Despite Their Elevated Risk, Very Few Women Who Use Oral Contraceptives Will Experience an Ischemic Stroke

Frances A. Althaus

First published online:

Women of reproductive age have a low risk of ischemic stroke, but studies conducted since the introduction of oral contraceptives have produced contradictory results on whether pill use increases that risk. A meta-analysis including 16 of those studies finds that over the last 40 years, the relative risk of stroke among current users of oral contraceptives has been almost three times that among nonusers.1 The omission of studies whose results were found to be biased by aspects of research design--those that did not control for estrogen dosage, smoking and hypertension and those that used hospital controls--reduces the relative risk of ischemic stroke for current users of low-dose pills to 1.9 times the risk among nonusers.
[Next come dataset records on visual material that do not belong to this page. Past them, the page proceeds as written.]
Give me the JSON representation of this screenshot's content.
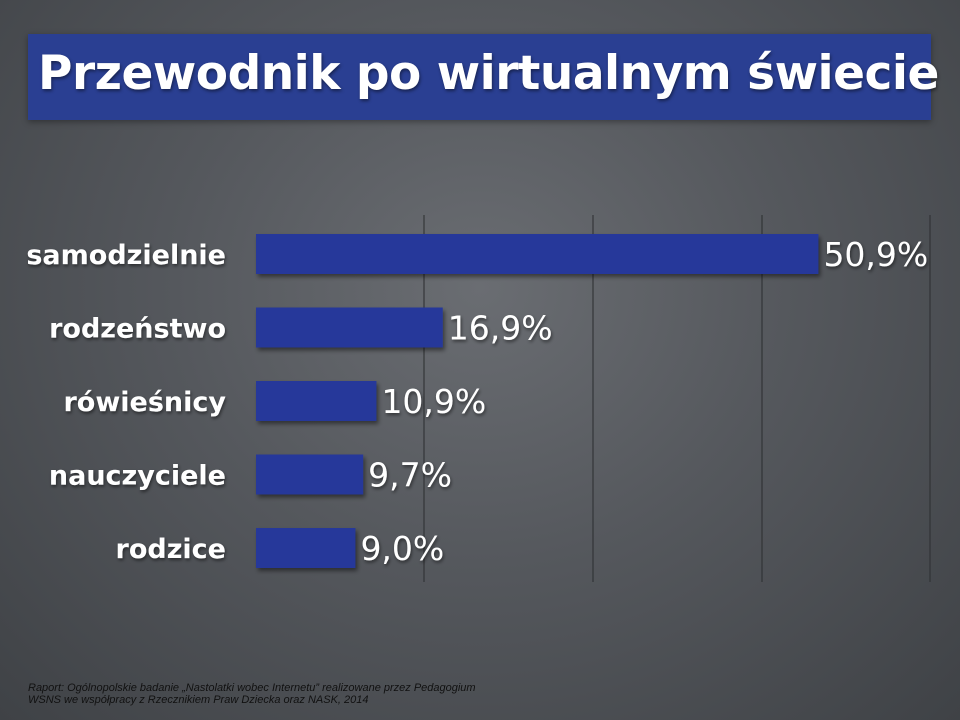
{
  "title": "Przewodnik po wirtualnym świecie",
  "footer": {
    "line1": "Raport: Ogólnopolskie badanie „Nastolatki wobec Internetu” realizowane przez Pedagogium",
    "line2": "WSNS we współpracy z Rzecznikiem Praw Dziecka oraz NASK, 2014"
  },
  "colors": {
    "title_bar": "#2a3f92",
    "bar": "#25389a",
    "text": "#ffffff"
  },
  "chart_data": {
    "type": "bar",
    "orientation": "horizontal",
    "categories": [
      "samodzielnie",
      "rodzeństwo",
      "rówieśnicy",
      "nauczyciele",
      "rodzice"
    ],
    "values": [
      50.9,
      16.9,
      10.9,
      9.7,
      9.0
    ],
    "value_labels": [
      "50,9%",
      "16,9%",
      "10,9%",
      "9,7%",
      "9,0%"
    ],
    "unit": "%",
    "grid": true
  }
}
This risk represents four additional strokes per 100,000 women annually.

To determine whether stroke risk and oral contraceptive use are related, investigators searched the medical literature for relevant studies and conducted a meta-analysis using the 16 studies that met the following criteria: They included at least 10 cases of ischemic stroke* or cerebral venous sinus thrombosis; clearly differentiated between types of stroke; used a cohort design or a case-control design with controls selected within two years of cases; presented data adequate to calculate the odds ratio or relative risk and confidence interval comparing pill users with non-users; controlled for age; and were not followed by other publications reporting the same data. Overall, women currently using the pill were almost three times as likely as nonusers to have an ischemic stroke (relative risk, 2.8).
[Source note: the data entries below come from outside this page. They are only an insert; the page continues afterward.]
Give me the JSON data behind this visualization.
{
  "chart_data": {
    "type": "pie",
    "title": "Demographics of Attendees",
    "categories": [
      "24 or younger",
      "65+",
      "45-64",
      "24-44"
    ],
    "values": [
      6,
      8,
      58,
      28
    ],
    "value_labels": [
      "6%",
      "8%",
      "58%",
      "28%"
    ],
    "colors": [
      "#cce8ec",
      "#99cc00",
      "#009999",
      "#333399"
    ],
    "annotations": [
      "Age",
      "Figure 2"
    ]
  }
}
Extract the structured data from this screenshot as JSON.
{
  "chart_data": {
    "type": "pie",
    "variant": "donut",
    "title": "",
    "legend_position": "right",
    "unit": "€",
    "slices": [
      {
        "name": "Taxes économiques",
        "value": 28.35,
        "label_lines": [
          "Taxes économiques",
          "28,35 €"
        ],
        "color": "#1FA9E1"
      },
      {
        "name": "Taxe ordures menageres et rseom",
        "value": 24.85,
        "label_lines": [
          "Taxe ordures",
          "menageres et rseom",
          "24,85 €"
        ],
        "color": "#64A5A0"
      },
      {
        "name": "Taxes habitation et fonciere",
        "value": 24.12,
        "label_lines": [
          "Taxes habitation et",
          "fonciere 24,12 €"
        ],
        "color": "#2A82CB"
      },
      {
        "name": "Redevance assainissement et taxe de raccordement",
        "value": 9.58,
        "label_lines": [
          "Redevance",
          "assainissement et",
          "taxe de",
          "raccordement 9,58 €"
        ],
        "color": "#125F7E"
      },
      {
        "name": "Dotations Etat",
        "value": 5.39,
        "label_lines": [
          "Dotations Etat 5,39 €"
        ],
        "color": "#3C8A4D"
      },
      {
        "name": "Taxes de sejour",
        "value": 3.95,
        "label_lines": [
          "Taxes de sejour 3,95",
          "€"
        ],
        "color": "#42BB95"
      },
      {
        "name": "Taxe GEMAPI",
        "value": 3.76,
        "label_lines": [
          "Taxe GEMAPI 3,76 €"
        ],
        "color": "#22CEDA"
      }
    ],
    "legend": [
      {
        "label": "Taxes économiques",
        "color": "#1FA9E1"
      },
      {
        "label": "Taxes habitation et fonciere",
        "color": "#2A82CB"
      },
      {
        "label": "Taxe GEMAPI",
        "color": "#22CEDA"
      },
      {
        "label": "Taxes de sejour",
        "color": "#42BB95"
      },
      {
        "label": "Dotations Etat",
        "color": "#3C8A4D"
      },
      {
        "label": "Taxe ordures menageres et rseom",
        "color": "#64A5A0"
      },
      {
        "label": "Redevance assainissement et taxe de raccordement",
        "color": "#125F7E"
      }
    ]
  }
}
Eleven of the 16 studies found a significantly elevated risk of stroke among pill users, while five did not; published relative risks varied from 1.2 to 8.8. Because of the wide range of relative risk estimates from these studies, the investigators examined factors that might have biased the results.

The variation in study results was reduced after stratification by estrogen dosage. The relative risk of stroke rose from 2.1 for women using a pill with less than 50 mcg of the hormone to 2.8 among those using a preparation containing 50 mcg and to 4.5 among those using an oral contraceptive with more than 50 mcg.
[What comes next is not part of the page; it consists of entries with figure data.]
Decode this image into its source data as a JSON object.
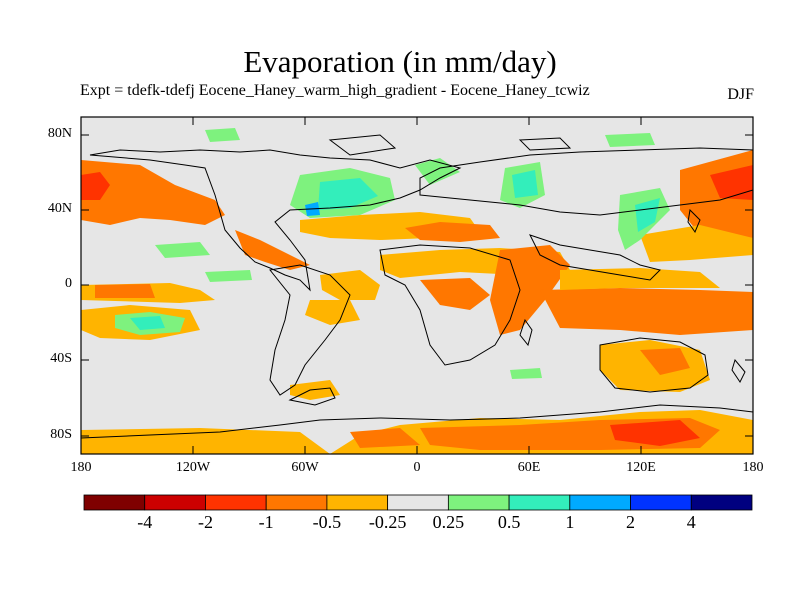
{
  "title": "Evaporation (in mm/day)",
  "subtitle": "Expt = tdefk-tdefj Eocene_Haney_warm_high_gradient - Eocene_Haney_tcwiz",
  "season": "DJF",
  "lat_ticks": [
    "80N",
    "40N",
    "0",
    "40S",
    "80S"
  ],
  "lon_ticks": [
    "180",
    "120W",
    "60W",
    "0",
    "60E",
    "120E",
    "180"
  ],
  "colorbar": {
    "labels": [
      "-4",
      "-2",
      "-1",
      "-0.5",
      "-0.25",
      "0.25",
      "0.5",
      "1",
      "2",
      "4"
    ],
    "colors": [
      "#7f0000",
      "#cc0000",
      "#ff3300",
      "#ff7700",
      "#ffb400",
      "#e6e6e6",
      "#7ef27e",
      "#33eebb",
      "#00aaff",
      "#0033ff",
      "#000080"
    ]
  },
  "palette": {
    "ocean": "#e6e6e6",
    "strong_orange": "#ff7700",
    "light_orange": "#ffb400",
    "red": "#ff3300",
    "green": "#7ef27e",
    "cyan": "#33eebb",
    "blue": "#00aaff"
  }
}
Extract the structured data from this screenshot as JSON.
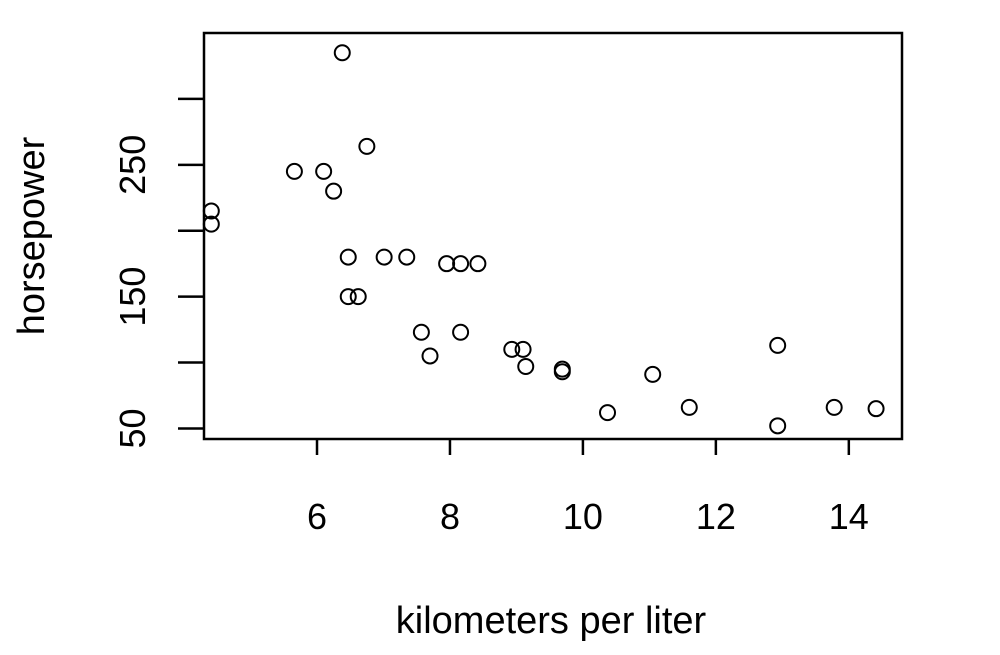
{
  "chart_data": {
    "type": "scatter",
    "title": "",
    "xlabel": "kilometers per liter",
    "ylabel": "horsepower",
    "xlim": [
      4.3,
      14.8
    ],
    "ylim": [
      42,
      350
    ],
    "x_ticks": [
      "6",
      "8",
      "10",
      "12",
      "14"
    ],
    "y_ticks": [
      "50",
      "150",
      "250"
    ],
    "y_minor_ticks": [
      100,
      200,
      300
    ],
    "grid": false,
    "marker": "open-circle",
    "series": [
      {
        "points": [
          {
            "x": 6.38,
            "y": 335
          },
          {
            "x": 6.75,
            "y": 264
          },
          {
            "x": 5.66,
            "y": 245
          },
          {
            "x": 6.1,
            "y": 245
          },
          {
            "x": 6.25,
            "y": 230
          },
          {
            "x": 4.41,
            "y": 215
          },
          {
            "x": 4.41,
            "y": 205
          },
          {
            "x": 6.47,
            "y": 180
          },
          {
            "x": 7.01,
            "y": 180
          },
          {
            "x": 7.35,
            "y": 180
          },
          {
            "x": 7.95,
            "y": 175
          },
          {
            "x": 8.16,
            "y": 175
          },
          {
            "x": 8.42,
            "y": 175
          },
          {
            "x": 6.47,
            "y": 150
          },
          {
            "x": 6.62,
            "y": 150
          },
          {
            "x": 7.57,
            "y": 123
          },
          {
            "x": 8.16,
            "y": 123
          },
          {
            "x": 7.7,
            "y": 105
          },
          {
            "x": 8.93,
            "y": 110
          },
          {
            "x": 9.1,
            "y": 110
          },
          {
            "x": 9.14,
            "y": 97
          },
          {
            "x": 9.69,
            "y": 93
          },
          {
            "x": 9.69,
            "y": 95
          },
          {
            "x": 11.05,
            "y": 91
          },
          {
            "x": 12.93,
            "y": 113
          },
          {
            "x": 10.37,
            "y": 62
          },
          {
            "x": 11.6,
            "y": 66
          },
          {
            "x": 12.93,
            "y": 52
          },
          {
            "x": 13.78,
            "y": 66
          },
          {
            "x": 14.41,
            "y": 65
          }
        ]
      }
    ]
  }
}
The pill-related risk of ischemic stroke in case-control studies was similar to that in cohort studies, which are less susceptible to bias. However, the risk was significantly higher in case-control studies using controls from hospitals than in those using controls from the general population (4.3 vs. 2.3), indicating an underestimation of oral contraceptive use among hospital controls.

Finally, studies that controlled for smoking or for smoking and hypertension yielded significantly smaller risk estimates (2.5-2.6) than did studies that did not control for those factors (3.8-4.3). The investigators note that many studies conducted in the 1960s and 1970s, a period when pill use was positively associated with smoking, did not control for smoking; thus, the elevated stroke risk due to smoking was incorrectly attributed to pill use.

Limiting the analysis to case-control studies that stratified data by estrogen dosage, used controls from the general population, and accounted for the effects of both smoking and hypertension decreased (but did not eliminate) variation in risk estimates. In these five studies, the risk associated with current use of pills containing low doses of estrogen by women who neither smoked nor suffered from hypertension was 1.9, which represents four additional strokes per year per 100,000 women.

According to the investigators, their results suggest that the risk of stroke associated with pill use has declined over the past four decades as the dosage of estrogen contained in oral contraceptives has decreased. They conclude that although women currently using the pill have an elevated risk of ischemic stroke, "the absolute effect is small with current dosages." Moreover, they say, "this additional risk appears to be outweighed by the health benefits of [pill] use in improved birth control."--F. Althaus

REFERENCE

1. Gillum LA, Mamidipudi SK and Johnston SC, Ischemic stroke risk with oral contraceptives: a meta-analysis, Journal of the American Medical Association, 2000, 284(1):72-78.